How Steve Vai Nearly Reunited With David Lee Roth for a Bowling Alley Gig

David Lee Roth's 1986 solo debut, Eat 'Em and Smile, and the band behind it have taken on legendary status as the years wear on.

Eat 'Em And Smile is not only a great album, but it features Roth at his Rothiest and backed by a virtuoso band that was at-worst musical equals of Van Halen, which Roth left a year earlier.

Roth and his band, consisting of Steve Vai, Billy Sheehan and Gregg Bissonette, provided a welcome alternative to VH fans angry at Roth's departure and suffering from a kind of step-parent syndrome at Sammy Hagar joining the band.  

While Roth hasn't performed with his eponymous band since 2006, Vai maintains that working on Eat 'Em and Smile was one of the highlights of his incredible career. The guitarist says he's maintained relationships with all his former Roth bandmates (Roth himself is still a friend but is harder to get in touch with).

"We were talking and it was mentioned that Eat 'Em and Smile was coming up on a 30th-year anniversary," Vai told Eddie Trunk in a recent interview. "And also they were telling me about this Lucky Strike Bowling Alley [in Los Angeles] that has these fan fairs going on on Wednesday nights ... it's like a jam and a lot of people go down there and play."
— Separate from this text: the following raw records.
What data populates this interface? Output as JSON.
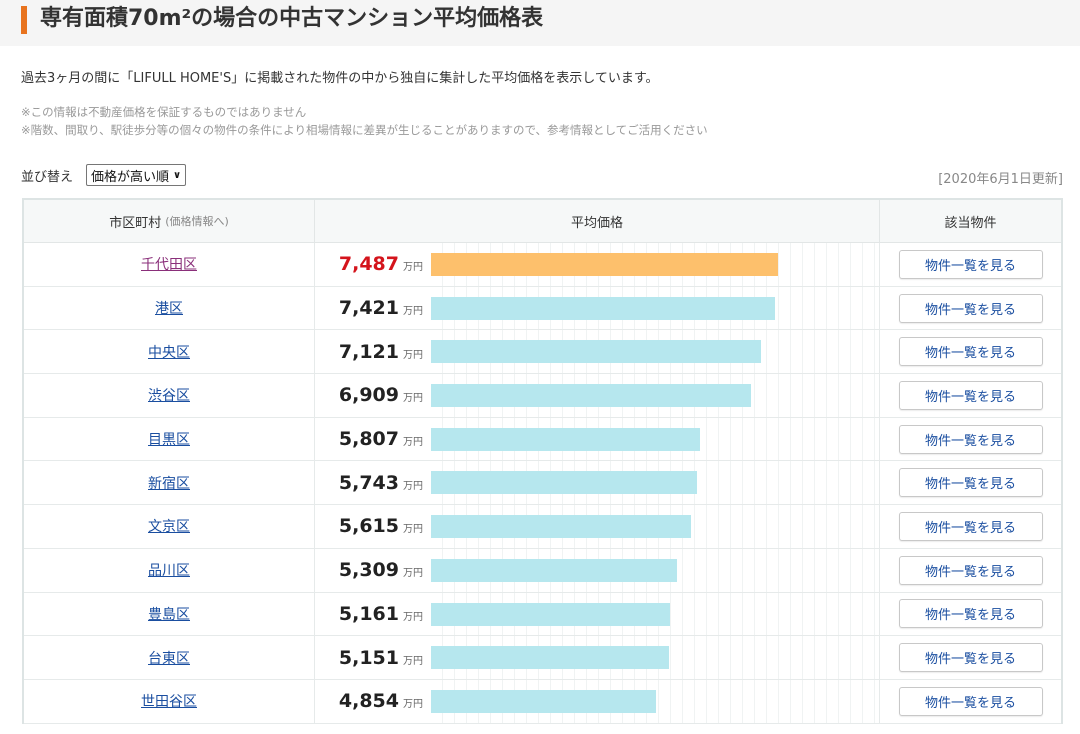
{
  "page": {
    "title": "専有面積70m²の場合の中古マンション平均価格表",
    "intro": "過去3ヶ月の間に「LIFULL HOME'S」に掲載された物件の中から独自に集計した平均価格を表示しています。",
    "notes": [
      "※この情報は不動産価格を保証するものではありません",
      "※階数、間取り、駅徒歩分等の個々の物件の条件により相場情報に差異が生じることがありますので、参考情報としてご活用ください"
    ]
  },
  "sort": {
    "label": "並び替え",
    "selected": "価格が高い順"
  },
  "updated": "[2020年6月1日更新]",
  "table": {
    "headers": {
      "ward": "市区町村",
      "ward_sub": "(価格情報へ)",
      "price": "平均価格",
      "listings": "該当物件"
    },
    "unit": "万円",
    "button_label": "物件一覧を見る",
    "bar_max": 9700,
    "rows": [
      {
        "ward": "千代田区",
        "price": "7,487",
        "value": 7487
      },
      {
        "ward": "港区",
        "price": "7,421",
        "value": 7421
      },
      {
        "ward": "中央区",
        "price": "7,121",
        "value": 7121
      },
      {
        "ward": "渋谷区",
        "price": "6,909",
        "value": 6909
      },
      {
        "ward": "目黒区",
        "price": "5,807",
        "value": 5807
      },
      {
        "ward": "新宿区",
        "price": "5,743",
        "value": 5743
      },
      {
        "ward": "文京区",
        "price": "5,615",
        "value": 5615
      },
      {
        "ward": "品川区",
        "price": "5,309",
        "value": 5309
      },
      {
        "ward": "豊島区",
        "price": "5,161",
        "value": 5161
      },
      {
        "ward": "台東区",
        "price": "5,151",
        "value": 5151
      },
      {
        "ward": "世田谷区",
        "price": "4,854",
        "value": 4854
      }
    ]
  },
  "colors": {
    "accent": "#e8731e",
    "top_bar": "#fdc06c",
    "bar": "#b6e7ee",
    "top_price": "#d4141c",
    "link": "#1a4ea0",
    "visited_link": "#8a2f7a"
  }
}
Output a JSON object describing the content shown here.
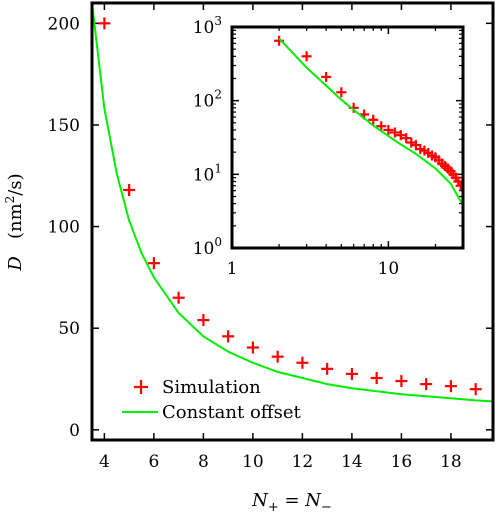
{
  "chart_data": [
    {
      "type": "scatter",
      "xlabel": "N+ = N−",
      "ylabel": "D   (nm²/s)",
      "xlim": [
        3.5,
        19.7
      ],
      "ylim": [
        -5,
        210
      ],
      "xticks": [
        4,
        6,
        8,
        10,
        12,
        14,
        16,
        18
      ],
      "yticks": [
        0,
        50,
        100,
        150,
        200
      ],
      "grid": false,
      "legend_position": "bottom-left",
      "series": [
        {
          "name": "Simulation",
          "marker": "plus",
          "color": "#ff0000",
          "x": [
            4,
            5,
            6,
            7,
            8,
            9,
            10,
            11,
            12,
            13,
            14,
            15,
            16,
            17,
            18,
            19
          ],
          "y": [
            200,
            118,
            82,
            65,
            54,
            46,
            40.5,
            36,
            33,
            30,
            27.5,
            25.5,
            24,
            22.5,
            21.5,
            20
          ]
        },
        {
          "name": "Constant offset",
          "line": "solid",
          "color": "#00ee00",
          "x": [
            3.5,
            4,
            4.5,
            5,
            5.5,
            6,
            7,
            8,
            9,
            10,
            11,
            12,
            13,
            14,
            15,
            16,
            17,
            18,
            19,
            19.7
          ],
          "y": [
            210,
            158,
            126,
            103,
            87,
            75,
            57.5,
            46,
            38.5,
            33,
            28.5,
            25.5,
            22.5,
            20.5,
            19,
            17.5,
            16.5,
            15.5,
            14.5,
            14
          ]
        }
      ]
    },
    {
      "type": "scatter",
      "inset": true,
      "xscale": "log",
      "yscale": "log",
      "xlim": [
        1,
        30
      ],
      "ylim": [
        1,
        1000
      ],
      "xticks": [
        {
          "value": 1,
          "label": "1"
        },
        {
          "value": 10,
          "label": "10"
        }
      ],
      "yticks": [
        {
          "value": 1,
          "base": "10",
          "exp": "0"
        },
        {
          "value": 10,
          "base": "10",
          "exp": "1"
        },
        {
          "value": 100,
          "base": "10",
          "exp": "2"
        },
        {
          "value": 1000,
          "base": "10",
          "exp": "3"
        }
      ],
      "series": [
        {
          "name": "Simulation",
          "marker": "plus",
          "color": "#ff0000",
          "x": [
            2,
            3,
            4,
            5,
            6,
            7,
            8,
            9,
            10,
            11,
            12,
            13,
            14,
            15,
            16,
            17,
            18,
            19,
            20,
            21,
            22,
            23,
            24,
            25,
            26,
            27,
            28,
            29
          ],
          "y": [
            650,
            400,
            210,
            130,
            80,
            65,
            55,
            45,
            40,
            37,
            34,
            31,
            27,
            25,
            22,
            21,
            19.5,
            18,
            17,
            15.5,
            14,
            13,
            12,
            11,
            10,
            9,
            8,
            7
          ]
        },
        {
          "name": "Constant offset",
          "line": "solid",
          "color": "#00ee00",
          "x": [
            2,
            3,
            4,
            5,
            6,
            8,
            10,
            12,
            15,
            20,
            25,
            30
          ],
          "y": [
            700,
            280,
            160,
            103,
            75,
            46,
            33,
            25.5,
            19,
            12,
            7.5,
            3.8
          ]
        }
      ]
    }
  ]
}
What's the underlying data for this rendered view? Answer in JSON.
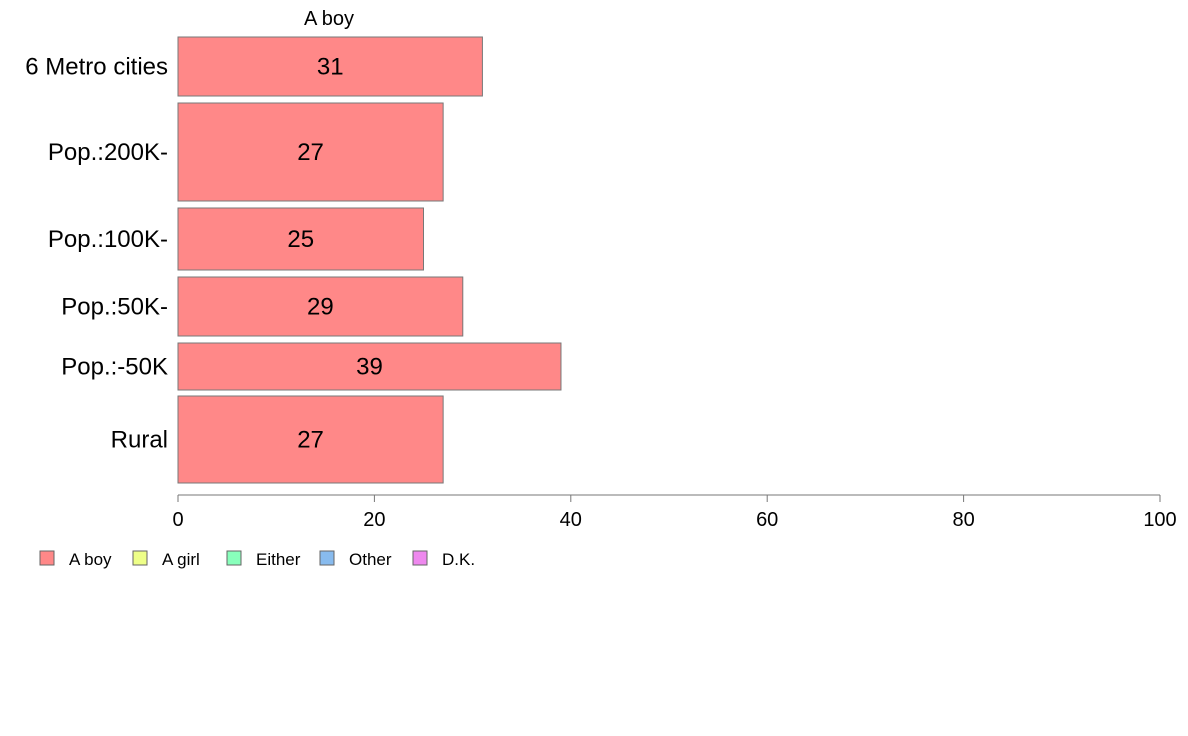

The musicians agreed to head to the bowling alley to play a few songs from the record as "a kind of 30th-year nod." But the night took a turn when Vai reached out to Roth, out of courtesy, to see if he wanted to join in. 

"I didn't think he'd be interested and he's like, 'Sure, man! I'll be there!'" Vai recalled his surprise. "We didn't tell anybody Dave was going to be there."

"They announced that it was gonna happen ... they didn't say Dave was going to be there [they advertised Steel Panther singer Ralph Michael Saenz] and it just got very packed," Vai continued.  

Vai says Dave then came over to his home studio go over the music together for the first time in decades, then they drove over to the venue.

"We pull up to the place and there was a line, like, probably five feet thick that went all the way down Highland, around Hollywood Boulevard..."

The venue wasn't just packed, Vai said; it was way, way over capacity. 

"We get up to the place and it's like slammed," Vai recalled. "And that's when people saw Dave was there. So we're in the back ... this place holds like 350 people and they stuffed 1,700 people ... it's a bowling alley.

"...And I'm really excited now; I love those songs, I loved playing that stuff, 'Yankee Rose' and 'Shyboy.' ...  I've got my guitar on, Dave's in the back, the band is out there. I've got the sound — the plan was I was gonna hit the first chord and then the curtains were gonna open up, right? My guitar is hot. I'm just about to hit the chord and one of the guys from the venue comes up and says, 'Steve, don't play!'" 

The fire marshal had gotten wind of the over-packed venue and had come to shut down the show before it started.

But Vai the show was about to start. Vai only had to hit those first notes, and the band could have gotten a song out before having the power cut. 

"I'm like, 'Get outta here! I'm playing; it's two songs and I'm just about to hit the —' and he's like, 'No, no, no, no, you'll get in trouble. We'll all get in trouble. You'll be fined.

"'I said, 'Fine, I'll pay the fine!' He goes, 'Really?' I say, 'Yeah, I'll pay the fine. What could it be worth to not do this?'"

The person from the venue tells Vai to hold on while he checks with the fire marshal. 

"Part of me just says, 'Well, hit the chord, Vai! Just hit it! What are they gonna do? Put you in jail?' The guy comes back and he says, 'If you play, they're gonna put you in jail.' [Laughs] So stupid me didn't play because that would have been cooler than anything!"

Fire trucks arrived and the city shut down the venue.

"It's funny because I go back and I say, 'Dave, this gig isn't gonna happen. It's too crowded; they're shutting the place down and the fire marshal is here. And Dave in his infinite press wisdom says, 'Perfect!' And sure enough, it was everywhere. Even the [TV] news stations picked it up."